Models#

LMQL is a high-level, front-end language for text generation. This means that LMQL is not specific to any particular text generation model. Instead, we support a wide range of text generation models on the backend, including OpenAI models, as well as self-hosted models via 🤗 Transformers.

Due to the modular design of LMQL, it is easy to add support for new models and backends. If you would like to propose or add support for a new model API or inference engine, please reach out to us via our Community Discord or via hello@lmql.ai.

Specifying The Model#

LMQL offers two ways to specify the model that is used as underlying LLM:

Queries with from Clause: The first option is to simply specify the model as part of the query itself. For this, you can use the from in combination with the indented syntax. This can be particularly useful, if your choice of model is intentional and should be part of your program.

argmax
    "This is a query with a specified decoder: [RESPONSE]
from
    "openai/text-ada-001"

Specifying the Model Externally: The second option is to specify the model and its parameters externally, i.e. separately from the actual program code:

import lmql

# uses 'chatgpt' by default
@lmql.query(model="chatgpt")
def tell_a_joke():
    '''lmql
    """A list of good dad jokes.

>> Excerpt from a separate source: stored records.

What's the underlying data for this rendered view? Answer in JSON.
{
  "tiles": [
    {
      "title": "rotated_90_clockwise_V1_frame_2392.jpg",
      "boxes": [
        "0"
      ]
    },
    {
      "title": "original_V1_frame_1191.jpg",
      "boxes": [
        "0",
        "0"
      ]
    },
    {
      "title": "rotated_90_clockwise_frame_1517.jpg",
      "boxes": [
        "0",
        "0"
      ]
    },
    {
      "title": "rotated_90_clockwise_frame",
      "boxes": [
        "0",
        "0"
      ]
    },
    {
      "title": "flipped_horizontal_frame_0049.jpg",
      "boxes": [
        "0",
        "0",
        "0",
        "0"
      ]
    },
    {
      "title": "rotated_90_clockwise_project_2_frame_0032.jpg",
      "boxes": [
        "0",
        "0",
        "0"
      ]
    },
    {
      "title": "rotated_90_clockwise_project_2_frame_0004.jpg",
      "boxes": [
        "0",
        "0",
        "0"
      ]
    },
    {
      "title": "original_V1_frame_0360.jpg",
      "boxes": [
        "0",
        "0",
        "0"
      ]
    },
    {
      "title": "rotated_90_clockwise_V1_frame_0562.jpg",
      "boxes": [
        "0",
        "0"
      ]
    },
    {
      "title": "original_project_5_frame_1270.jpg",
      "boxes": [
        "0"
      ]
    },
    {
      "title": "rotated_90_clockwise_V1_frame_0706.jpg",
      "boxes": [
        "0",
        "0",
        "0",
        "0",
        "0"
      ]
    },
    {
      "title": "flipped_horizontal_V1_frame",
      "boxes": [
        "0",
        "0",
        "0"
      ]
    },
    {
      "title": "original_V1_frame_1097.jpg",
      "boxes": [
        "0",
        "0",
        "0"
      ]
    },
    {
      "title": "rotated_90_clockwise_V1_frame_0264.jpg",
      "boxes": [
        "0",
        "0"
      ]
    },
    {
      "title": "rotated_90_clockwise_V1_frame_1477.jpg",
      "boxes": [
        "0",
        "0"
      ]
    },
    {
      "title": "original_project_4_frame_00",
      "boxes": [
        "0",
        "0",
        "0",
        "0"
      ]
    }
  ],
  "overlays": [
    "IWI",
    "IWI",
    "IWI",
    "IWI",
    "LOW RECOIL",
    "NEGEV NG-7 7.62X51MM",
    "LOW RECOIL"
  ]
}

A indicates the punchline
    Q: How does a penguin build its house?
    A: Igloos it together.
    Q: Which knight invented King Arthur's Round Table?
    A: Sir Cumference.
    Q:[JOKE]
    A:[PUNCHLINE]""" where STOPS_AT(JOKE, "?") and  STOPS_AT(PUNCHLINE, "\n")
    '''

tell_a_joke() # uses chatgpt

tell_a_joke(model="openai/text-davinci-003") # uses text-davinci-003

This is only possible when using LMQL from a Python program. When running in the playground, you can alternatively use the model dropdown available in the top right of the program editor:

Screenshot of the model dropdown in the playground

Available Model Backends#

Using Multiple Models#

LMQL currently supports the use of only one model per query. If you want to mix multiple models, the advised way is to use multiple queries that are executed in sequence. The main obstacles in supporting this, is the fact that different models produce differently scaled token probabilities, which means an end-to-end decoding process would be difficult to implement.

However, we are actively exploring ways to support this in the future.